Tax Loss Harvest Calculator

Tax-loss harvesting is the practice of deliberately selling an investment that's down to turn a paper loss into a real, deductible one — then rebuying similar (but not identical) exposure so your portfolio barely changes. The realized loss does real work on your tax return: it cancels out capital gains dollar-for-dollar, and once gains are exhausted it can offset up to $3,000 of ordinary income per year, with anything left over carried forward to future years indefinitely. That cuts this year's tax bill. But there's no free lunch hiding here: selling and rebuying resets your cost basis down to the current price, so when you eventually sell the replacement, the gain — and the tax on it — is correspondingly larger. Harvesting is therefore usually a tax DEFERRAL, not tax elimination.
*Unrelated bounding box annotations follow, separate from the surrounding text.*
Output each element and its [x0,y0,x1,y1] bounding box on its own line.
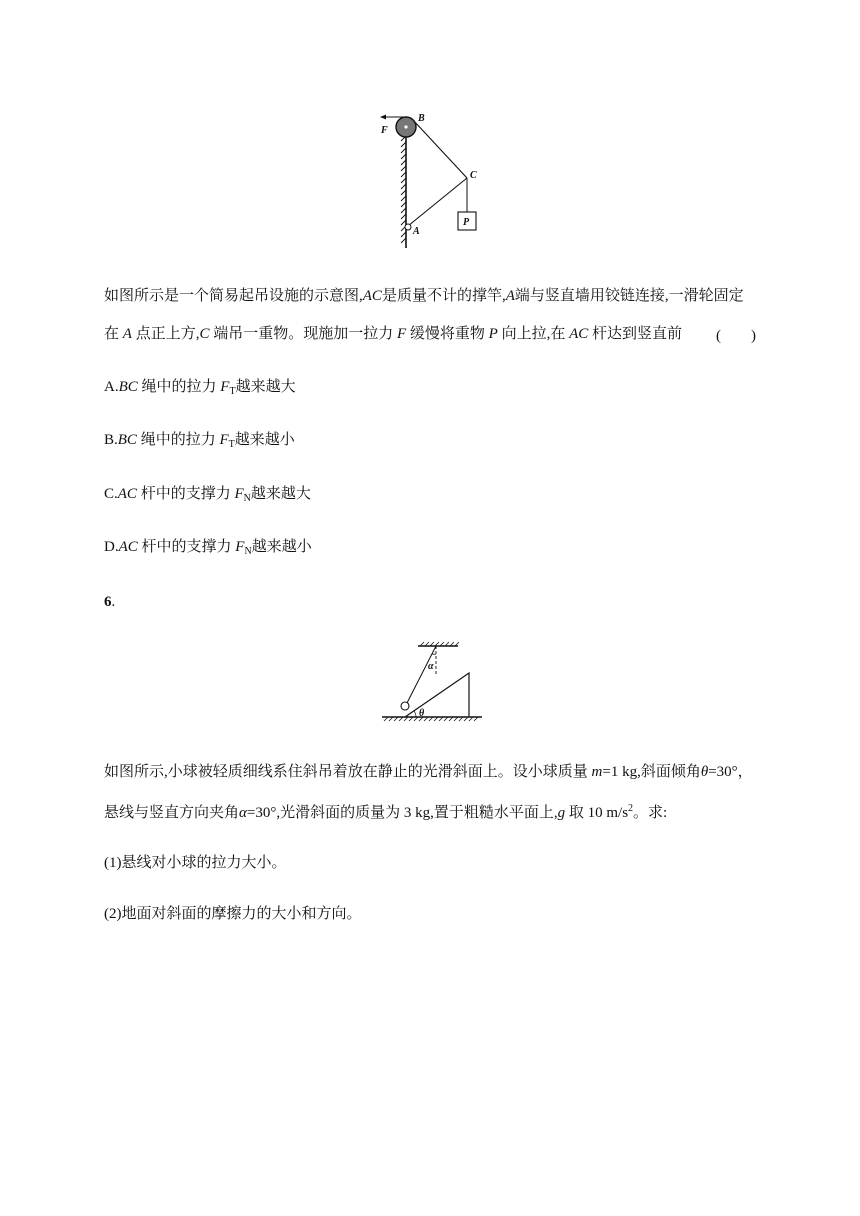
incline-diagram [378,640,484,724]
label-alpha: α [428,661,434,672]
label-theta: θ [419,708,425,719]
hinge-a [405,224,411,230]
ball [401,702,409,710]
q6-stem-line2: 悬线与竖直方向夹角α=30°,光滑斜面的质量为 3 kg,置于粗糙水平面上,g 取 10 $m/s^2$。求: [104,803,668,821]
q6-stem-line1: 如图所示,小球被轻质细线系住斜吊着放在静止的光滑斜面上。设小球质量 m=1 kg,斜面倾角θ=30°， [104,764,753,780]
option-d[interactable]: D.AC 杆中的支撑力 $F_N$越来越小 [104,539,312,557]
crane-diagram [370,106,490,251]
q5-stem-line1: 如图所示是一个简易起吊设施的示意图,AC是质量不计的撑竿,A端与竖直墙用铰链连接,一滑轮固定 [104,288,744,304]
label-f: F [381,125,388,136]
q5-stem-line2: 在 A 点正上方,C 端吊一重物。现施加一拉力 F 缓慢将重物 P 向上拉,在 AC 杆达到竖直前 [104,326,683,342]
q6-part1: (1)悬线对小球的拉力大小。 [104,855,287,871]
incline-block [405,673,469,717]
string [407,646,436,703]
q6-part2: (2)地面对斜面的摩擦力的大小和方向。 [104,906,362,922]
label-p: P [463,217,470,228]
option-b[interactable]: B.BC 绳中的拉力 $F_T$越来越小 [104,432,295,450]
rope-bc [413,120,467,178]
option-c[interactable]: C.AC 杆中的支撑力 $F_N$越来越大 [104,486,311,504]
label-c: C [470,170,477,181]
option-a[interactable]: A.BC 绳中的拉力 $F_T$越来越大 [104,379,296,397]
question-number: 6. [104,594,116,610]
answer-blank: ( ) [716,328,756,344]
label-a: A [413,226,420,237]
label-b: B [418,113,425,124]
The reason it still pays is the time value of money: the tax you save now is dollars you keep invested and compounding for years, while the offsetting cost stays frozen until you sell. Even at identical tax rates you come out ahead, as if the IRS handed you an interest-free loan. The benefit grows when you harvest against income taxed at a high rate today and pay a lower rate later (or never, thanks to the step-up in basis at death), and it shrinks — even reverses — if your future rate is higher. The one rule that can erase everything is the wash sale: if you buy the same or a 'substantially identical' security within 30 days before or after the sale, the IRS disallows the loss entirely. The discipline is to harvest the loss, swap into a similar-but-not-identical fund to keep your market exposure, and wait out the window.